Saint-Tropez, la première pêcheuse de
ces côtes, assise au bord du golfe dont l'antique tour de Grimaud ferme le
fond, montre avec orgueil sur son quai la statue du bailli de Suffren. Elle
se battit contre les Sarrasins, le duc d'Anjou, les corsaires barbaresques, le
connétable de Bourbon, Charles Quint, le duc de Savoie et le duc d'Épernon.
En
1637, les habitants, sans aucune aide, repoussèrent une flotte espagnole, et
chaque année se renouvelle, avec une ardeur surprenante, le simulacre de cette
défense qui emplit la ville de bousculades et de clameurs, et rappelle
étrangement les grands divertissements populaires du Moyen Age.
En 1813, la ville repoussa également
une escadrille anglaise envoyée contre elle.
Aujourd'hui elle pêche ! Elle
pêche des thons, des sardines, des loups, des langoustes, tous les poissons si
jolis de cette mer bleue, et nourrit, à elle seule, une partie de la côte.

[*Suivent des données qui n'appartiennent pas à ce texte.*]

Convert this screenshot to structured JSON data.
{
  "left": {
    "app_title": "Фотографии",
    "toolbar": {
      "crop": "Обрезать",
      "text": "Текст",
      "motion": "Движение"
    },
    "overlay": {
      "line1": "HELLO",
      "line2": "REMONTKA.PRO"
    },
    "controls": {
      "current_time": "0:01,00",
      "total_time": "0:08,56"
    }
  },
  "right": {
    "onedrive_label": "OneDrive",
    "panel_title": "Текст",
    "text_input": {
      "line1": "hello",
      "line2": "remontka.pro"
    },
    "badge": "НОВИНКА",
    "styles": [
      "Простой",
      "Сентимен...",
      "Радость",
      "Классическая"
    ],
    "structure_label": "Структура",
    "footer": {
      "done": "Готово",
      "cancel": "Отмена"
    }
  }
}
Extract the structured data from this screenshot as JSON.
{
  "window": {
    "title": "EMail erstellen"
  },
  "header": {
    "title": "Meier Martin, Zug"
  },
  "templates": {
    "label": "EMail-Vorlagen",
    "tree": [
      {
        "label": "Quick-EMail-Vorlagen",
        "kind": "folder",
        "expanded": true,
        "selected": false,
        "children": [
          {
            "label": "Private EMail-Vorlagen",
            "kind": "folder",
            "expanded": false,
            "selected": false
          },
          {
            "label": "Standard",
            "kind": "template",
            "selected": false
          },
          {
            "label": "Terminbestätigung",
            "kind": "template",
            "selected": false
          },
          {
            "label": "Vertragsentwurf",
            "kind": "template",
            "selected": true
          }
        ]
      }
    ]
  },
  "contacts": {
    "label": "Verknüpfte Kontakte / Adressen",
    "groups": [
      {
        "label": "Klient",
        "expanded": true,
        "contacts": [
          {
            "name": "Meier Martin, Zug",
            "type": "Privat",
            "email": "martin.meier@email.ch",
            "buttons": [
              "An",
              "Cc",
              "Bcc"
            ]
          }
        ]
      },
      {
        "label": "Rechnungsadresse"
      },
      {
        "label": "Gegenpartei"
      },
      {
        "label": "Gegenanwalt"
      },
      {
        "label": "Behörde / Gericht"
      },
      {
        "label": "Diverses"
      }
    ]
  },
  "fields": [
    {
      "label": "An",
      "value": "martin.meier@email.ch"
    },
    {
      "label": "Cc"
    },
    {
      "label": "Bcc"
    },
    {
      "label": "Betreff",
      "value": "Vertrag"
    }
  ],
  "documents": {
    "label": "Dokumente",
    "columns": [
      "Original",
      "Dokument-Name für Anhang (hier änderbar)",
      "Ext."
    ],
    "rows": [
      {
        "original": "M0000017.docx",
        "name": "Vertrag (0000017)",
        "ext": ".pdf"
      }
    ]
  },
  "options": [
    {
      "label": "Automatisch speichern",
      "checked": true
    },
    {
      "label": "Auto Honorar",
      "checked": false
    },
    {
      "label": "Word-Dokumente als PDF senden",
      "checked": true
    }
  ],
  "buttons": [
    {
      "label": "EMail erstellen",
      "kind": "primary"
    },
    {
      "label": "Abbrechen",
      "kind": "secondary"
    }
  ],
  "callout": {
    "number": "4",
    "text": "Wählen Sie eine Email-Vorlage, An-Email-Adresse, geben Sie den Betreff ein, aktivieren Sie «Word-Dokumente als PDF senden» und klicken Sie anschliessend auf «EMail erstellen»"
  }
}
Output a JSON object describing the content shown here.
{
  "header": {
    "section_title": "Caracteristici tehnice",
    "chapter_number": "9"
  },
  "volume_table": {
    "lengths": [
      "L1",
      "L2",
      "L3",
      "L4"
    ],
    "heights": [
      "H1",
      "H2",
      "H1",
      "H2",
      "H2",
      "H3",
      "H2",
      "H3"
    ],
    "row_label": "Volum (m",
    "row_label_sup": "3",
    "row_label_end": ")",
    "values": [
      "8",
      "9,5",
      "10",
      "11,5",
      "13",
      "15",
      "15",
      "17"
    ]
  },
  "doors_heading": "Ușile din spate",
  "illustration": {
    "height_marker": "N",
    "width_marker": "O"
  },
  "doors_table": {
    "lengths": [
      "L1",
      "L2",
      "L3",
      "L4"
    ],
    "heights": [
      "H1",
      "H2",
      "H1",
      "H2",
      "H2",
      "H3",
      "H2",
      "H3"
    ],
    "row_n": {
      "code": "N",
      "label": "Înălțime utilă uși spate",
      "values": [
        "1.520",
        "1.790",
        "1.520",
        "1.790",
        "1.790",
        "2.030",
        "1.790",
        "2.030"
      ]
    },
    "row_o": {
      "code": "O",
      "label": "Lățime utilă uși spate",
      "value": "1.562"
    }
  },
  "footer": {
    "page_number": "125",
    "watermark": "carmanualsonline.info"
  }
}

Tu la connais bien, d'ailleurs, cette
petite cité provençale, car nous y sommes restés ensemble quelques jours,
autrefois.
Viens avec moi suivre ce rivage, de
port en port, de baie en baie, et peut-être te décideras-tu à l'écrire, ce
livre que tu ferais si bien sur les Petites Filles de la Mer.